╰─► Recomendación musical: Babi - Tu Nana.
Leíamos libros de vez en cuando. Recolectábamos flores marchitas. Secábamos hierbas. Recorríamos inmensas veras en bicicleta. Todo juntas. Almacenaba buenos recuerdos contigo. Recuerdos que no tendría con nadie más.
Intercambié la compañía de mis amigos por la tuya. Atesoraba cualquier momento a tu lado. Tu suave piel en contacto con la mía. Tu estruendosa risa retumbando entre las cuatro paredes. Tus preciosos ojos que se dirigían sólo a mí. Te tenía. Tanto como tú a mí.
Nos metíamos entre las sábanas y fingíamos ser fantasmas. Peleábamos, sutil y graciosamente. Aterrizaba sobre ti, robándote cualquier escapatoria. Tus ojos se abrían y un leve sonrojo te cubría. Suspiraba, anhelando vehementemente poder realizar otra acción que no fuese tomarte por el hombro. Me gustabas. No por nada había llegado tan lejos.
Nos quedábamos absortas, la una en la otra. Quizá era mutuo, o quizá fue la adrenalina del momento... Pero intenté besarte. Me apartaste. Podría jurar haber sentido tus dedos acariciar mi nuca. Pero quizá era parte de mi caluroso delirio, puesto que sólo me miraste con asombro. No hubo otro estímulo. Ese fue tu veredicto.
Al menos no hubo incomodidad. Volvimos al ático, como si nada hubiese pasado. Nos encerramos. La ausencia de mi padre en nuestra vivienda destacaba la mayor parte del día, pero aun así queríamos nuestro tiempo a solas. Aunque no hubiese nadie más merodeando.
Polvo, cajas, pinturas. Era todo lo que poseía el ático. Era nuestro sitio predilecto. A veces, llevábamos aperitivos y merendábamos ahí. Todo mientras leíamos. Nos divertíamos, como si todos los días fuesen verano.
Pero... La preferencia hacia el ático acabó abruptamente. Por decisión tuya, claro está. Me lo confesaste, ya no querías pasar tiempo ahí. Supuse que era por mi arrebatado actuar, pero negaste. Tus motivos trascendían de lo terrenal.
Odiabas las ventanas del añejo lugar. Como si la luz te lastimase, huías de ésta. Sugeriste pasear. Accedí. Fue entonces cuando lo encontramos.
En las entrañas del campo, observamos aquel lugar en donde las flores no crecen. Trazando un círculo mediante la maleza, aquella gigantesca piedra sobresalía. Había algo escrito en ella, pero su lectura me resultó imposible.
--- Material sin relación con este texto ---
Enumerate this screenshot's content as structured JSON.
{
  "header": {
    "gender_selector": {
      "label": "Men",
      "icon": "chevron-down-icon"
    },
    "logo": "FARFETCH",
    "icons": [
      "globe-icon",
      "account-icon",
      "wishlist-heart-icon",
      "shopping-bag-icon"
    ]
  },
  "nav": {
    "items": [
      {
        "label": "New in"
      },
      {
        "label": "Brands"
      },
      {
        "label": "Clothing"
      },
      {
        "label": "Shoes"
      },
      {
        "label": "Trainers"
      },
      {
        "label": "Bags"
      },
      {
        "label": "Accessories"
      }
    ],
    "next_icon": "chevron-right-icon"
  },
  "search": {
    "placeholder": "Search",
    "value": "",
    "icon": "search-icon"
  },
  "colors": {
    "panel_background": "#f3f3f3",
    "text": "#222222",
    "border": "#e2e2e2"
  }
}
—Tenemos que irnos —ordenaste. Y yo obedecí.
Sabías qué era ese lugar. No pregunté. Sé que lo agradeciste.
Dijiste que el exterior tampoco era seguro. Nos estábamos quedando sin opciones para frecuentar.
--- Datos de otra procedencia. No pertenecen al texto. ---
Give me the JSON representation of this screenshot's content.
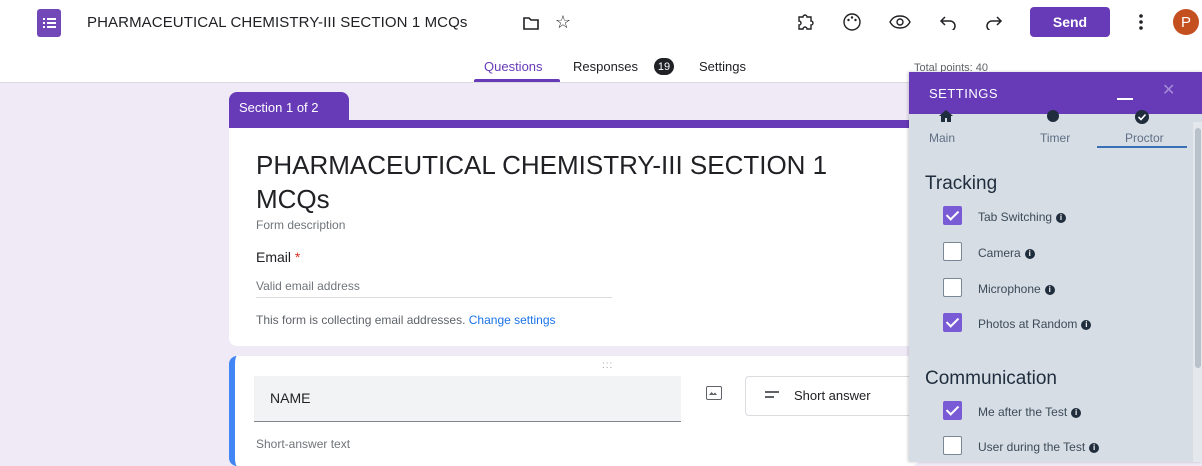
{
  "header": {
    "title": "PHARMACEUTICAL CHEMISTRY-III SECTION 1 MCQs",
    "send_label": "Send",
    "avatar_letter": "P"
  },
  "tabs": [
    {
      "label": "Questions",
      "active": true
    },
    {
      "label": "Responses",
      "badge": "19"
    },
    {
      "label": "Settings"
    }
  ],
  "total_points": "Total points: 40",
  "section": {
    "label": "Section 1 of 2"
  },
  "form": {
    "title": "PHARMACEUTICAL CHEMISTRY-III SECTION 1 MCQs",
    "description": "Form description",
    "email_label": "Email",
    "email_required": "*",
    "email_placeholder": "Valid email address",
    "collecting_text": "This form is collecting email addresses.",
    "change_settings_link": "Change settings"
  },
  "question": {
    "drag_handle": ":::",
    "title": "NAME",
    "type": "Short answer",
    "answer_placeholder": "Short-answer text"
  },
  "settings_panel": {
    "title": "SETTINGS",
    "tabs": [
      {
        "label": "Main",
        "icon": "home-icon"
      },
      {
        "label": "Timer",
        "icon": "info-icon"
      },
      {
        "label": "Proctor",
        "icon": "check-circle-icon",
        "active": true
      }
    ],
    "tracking": {
      "heading": "Tracking",
      "items": [
        {
          "label": "Tab Switching",
          "checked": true
        },
        {
          "label": "Camera",
          "checked": false
        },
        {
          "label": "Microphone",
          "checked": false
        },
        {
          "label": "Photos at Random",
          "checked": true
        }
      ]
    },
    "communication": {
      "heading": "Communication",
      "items": [
        {
          "label": "Me after the Test",
          "checked": true
        },
        {
          "label": "User during the Test",
          "checked": false
        }
      ]
    }
  },
  "colors": {
    "accent": "#673ab7",
    "question_border": "#4285f4",
    "panel_bg": "#d6dde5"
  }
}
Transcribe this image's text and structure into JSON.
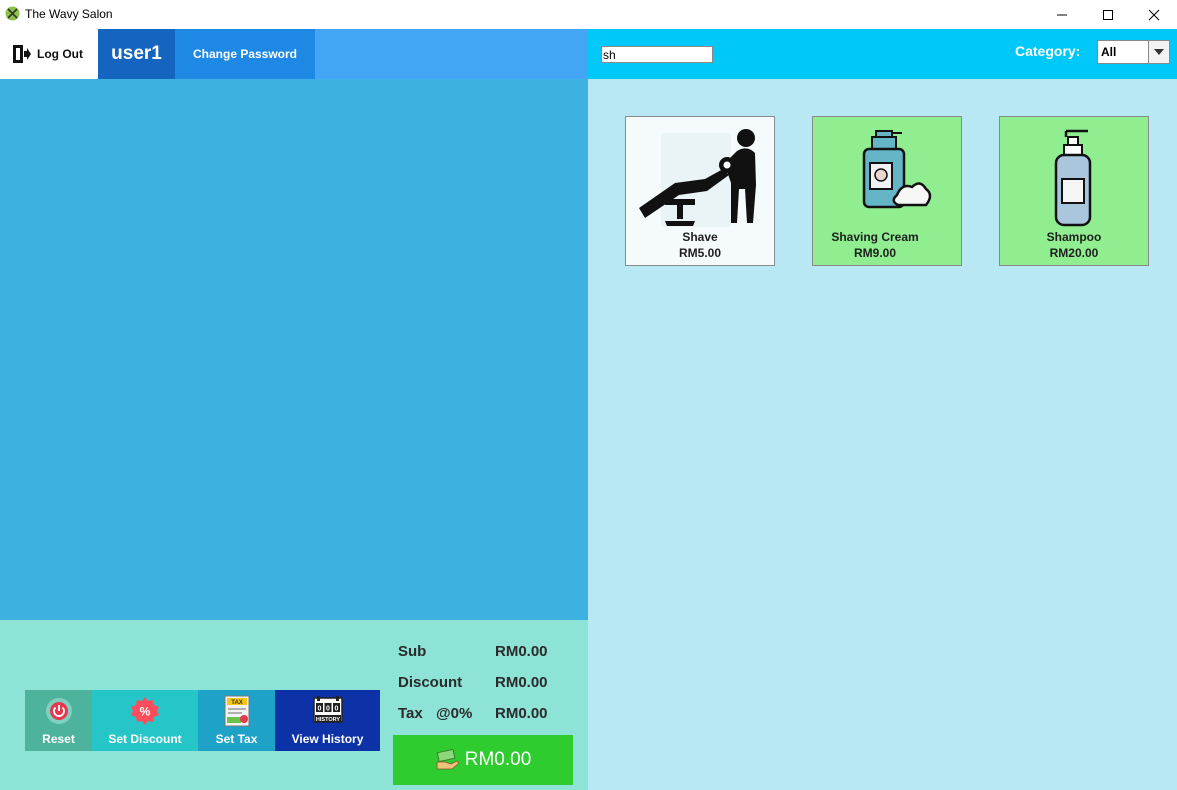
{
  "window": {
    "title": "The Wavy Salon",
    "icons": [
      "app-icon",
      "minimize-icon",
      "maximize-icon",
      "close-icon"
    ]
  },
  "header": {
    "logout_label": "Log Out",
    "username": "user1",
    "change_password_label": "Change Password"
  },
  "actions": {
    "reset_label": "Reset",
    "discount_label": "Set Discount",
    "tax_label": "Set Tax",
    "history_label": "View History"
  },
  "summary": {
    "sub_label": "Sub",
    "sub_value": "RM0.00",
    "discount_label": "Discount",
    "discount_value": "RM0.00",
    "tax_label": "Tax",
    "tax_rate": "@0%",
    "tax_value": "RM0.00",
    "total": "RM0.00"
  },
  "search": {
    "value": "sh"
  },
  "category": {
    "label": "Category:",
    "selected": "All"
  },
  "products": [
    {
      "name": "Shave",
      "price": "RM5.00",
      "icon": "barber-shave-icon"
    },
    {
      "name": "Shaving Cream",
      "price": "RM9.00",
      "icon": "shaving-cream-icon"
    },
    {
      "name": "Shampoo",
      "price": "RM20.00",
      "icon": "shampoo-bottle-icon"
    }
  ],
  "colors": {
    "header_blue": "#42a5f5",
    "user_blue": "#1565c0",
    "order_area": "#3db1e0",
    "bottom_panel": "#8de3d6",
    "right_header": "#00c8f8",
    "product_area": "#b8e8f4",
    "product_green": "#90ee90",
    "total_green": "#2fcc2f"
  }
}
—Podríamos ir a tu casa —sugerí.
Me miraste como si te acabase de confesar que cometía canibalismo. Descartaste la idea por completo, sin siquiera mencionarme las razones.
—Nos quedaremos en la biblioteca escolar —estableciste. Y como un fiel lacayo, no lo cuestioné.
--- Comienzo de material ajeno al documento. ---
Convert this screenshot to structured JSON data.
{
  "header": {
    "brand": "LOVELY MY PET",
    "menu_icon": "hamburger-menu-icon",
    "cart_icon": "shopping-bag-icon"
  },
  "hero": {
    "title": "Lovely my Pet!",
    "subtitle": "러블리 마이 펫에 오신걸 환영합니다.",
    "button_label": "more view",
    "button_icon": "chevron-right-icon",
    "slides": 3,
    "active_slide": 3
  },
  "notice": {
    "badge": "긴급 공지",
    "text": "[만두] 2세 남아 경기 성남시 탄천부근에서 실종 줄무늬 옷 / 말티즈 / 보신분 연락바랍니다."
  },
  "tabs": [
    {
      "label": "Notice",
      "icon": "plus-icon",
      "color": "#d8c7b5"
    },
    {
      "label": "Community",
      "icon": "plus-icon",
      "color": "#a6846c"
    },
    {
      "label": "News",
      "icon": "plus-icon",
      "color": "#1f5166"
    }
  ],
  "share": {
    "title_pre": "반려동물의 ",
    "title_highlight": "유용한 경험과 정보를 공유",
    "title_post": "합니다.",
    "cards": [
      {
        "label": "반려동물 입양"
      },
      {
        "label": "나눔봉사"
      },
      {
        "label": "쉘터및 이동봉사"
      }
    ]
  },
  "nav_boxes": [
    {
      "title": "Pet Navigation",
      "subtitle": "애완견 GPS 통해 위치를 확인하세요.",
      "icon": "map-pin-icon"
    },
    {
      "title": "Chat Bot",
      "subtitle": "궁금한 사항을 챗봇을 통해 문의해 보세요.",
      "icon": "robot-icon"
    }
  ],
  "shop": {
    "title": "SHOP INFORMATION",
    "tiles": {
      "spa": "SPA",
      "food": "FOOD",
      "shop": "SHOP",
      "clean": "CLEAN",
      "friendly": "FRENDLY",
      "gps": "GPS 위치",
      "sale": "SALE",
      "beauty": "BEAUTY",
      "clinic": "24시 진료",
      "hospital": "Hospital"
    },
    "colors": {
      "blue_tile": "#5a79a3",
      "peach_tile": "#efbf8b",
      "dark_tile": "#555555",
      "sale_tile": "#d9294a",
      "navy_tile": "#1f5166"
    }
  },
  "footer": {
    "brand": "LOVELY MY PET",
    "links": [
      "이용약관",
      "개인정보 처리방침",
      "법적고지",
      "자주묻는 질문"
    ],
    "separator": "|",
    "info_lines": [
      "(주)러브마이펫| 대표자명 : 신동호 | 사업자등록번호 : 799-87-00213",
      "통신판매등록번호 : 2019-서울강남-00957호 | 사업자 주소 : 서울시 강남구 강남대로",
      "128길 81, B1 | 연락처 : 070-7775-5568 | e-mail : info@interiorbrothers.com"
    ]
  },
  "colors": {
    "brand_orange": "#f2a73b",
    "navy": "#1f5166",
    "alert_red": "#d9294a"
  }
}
Quería saber la verdad. Pero no era momento. Eres inteligente, siempre actuaste con cautela. Quizá por eso aún vivías.
Lo pactamos. Después de clases, leíamos como usualmente hacíamos. Ciertamente, la lectura nunca fue una de mis actividades favoritas. Pero era la tuya. Y eso para mí estaba bien. Después iríamos al patio de mi casa y practicaríamos jardinería. Juntas, como siempre. Parecíamos una pareja de ancianos.
Me hubiera gustado envejecer junto a ti, Sakura.